When the survey asked these participants to select their three most important priorities for improving treasury performance, their top two choices are not surprising: optimizing treasury processes (44 percent) and upgrading treasury information systems or technology (38 percent). Nearly a third also prioritize improving the treasury function's ability to work closely with line-of-business managers. However, fewer than a quarter of respondents are focused on improving treasury performance by expanding or adding treasury services, or by adjusting treasury staffing levels. (See Figure 1.)
The survey also asked participants how much improvement they need to make in specific treasury activities. Again, respondents highlighted the need to beef up their treasury information systems. Overall, more than three-quarters said their company needs to improve its treasury software. Other areas in which the vast majority of participants said their company needs to do better: improving the accuracy of its cash flow forecasts (75.9 percent), improving connectivity with third parties' information systems (72 percent), improving yield on liquid assets (70.3 percent), and strengthening the company’s liquidity position (69 percent). Respondents placed lower priority on reducing costs, either in their internal treasury function or in their dealings with third parties, such as banks. (See Figure 2.)
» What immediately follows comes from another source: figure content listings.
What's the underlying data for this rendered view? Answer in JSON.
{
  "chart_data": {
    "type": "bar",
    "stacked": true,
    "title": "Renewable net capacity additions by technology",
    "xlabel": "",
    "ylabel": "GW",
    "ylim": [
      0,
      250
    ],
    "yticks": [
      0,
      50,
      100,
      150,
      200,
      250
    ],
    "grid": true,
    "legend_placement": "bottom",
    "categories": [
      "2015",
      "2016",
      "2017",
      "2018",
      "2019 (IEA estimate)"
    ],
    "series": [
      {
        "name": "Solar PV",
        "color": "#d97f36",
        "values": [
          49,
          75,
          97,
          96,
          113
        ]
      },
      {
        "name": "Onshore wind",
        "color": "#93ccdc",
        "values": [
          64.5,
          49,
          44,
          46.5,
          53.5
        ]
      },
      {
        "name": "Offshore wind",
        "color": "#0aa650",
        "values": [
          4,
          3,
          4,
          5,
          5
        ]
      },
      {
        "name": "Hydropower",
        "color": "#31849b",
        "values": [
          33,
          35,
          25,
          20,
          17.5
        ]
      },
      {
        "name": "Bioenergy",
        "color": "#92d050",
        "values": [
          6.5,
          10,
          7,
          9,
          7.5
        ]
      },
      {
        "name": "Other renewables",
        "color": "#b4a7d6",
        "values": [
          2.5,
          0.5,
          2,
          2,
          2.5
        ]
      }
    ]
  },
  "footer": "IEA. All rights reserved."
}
The survey results become even more revealing when responses are divided by job title. It’s true that similar proportions of CEOs, CFOs, and treasurers said their treasury information systems need significant improvement. However, when it comes to activities related to growth, much larger proportions of business executives see room for improvement than do finance managers. For example, more than twice as many CEOs as treasurers think their company needs to substantially boost its liquidity. Twice as many CEOs as CFOs think the company needs big improvements in connecting with information systems of third parties. And CEOs are about twice as likely as either CFOs or treasurers to think the company needs to make significant progress in either optimizing internal funding across national borders, or in reinvesting cash in the business. (See Figure 3.)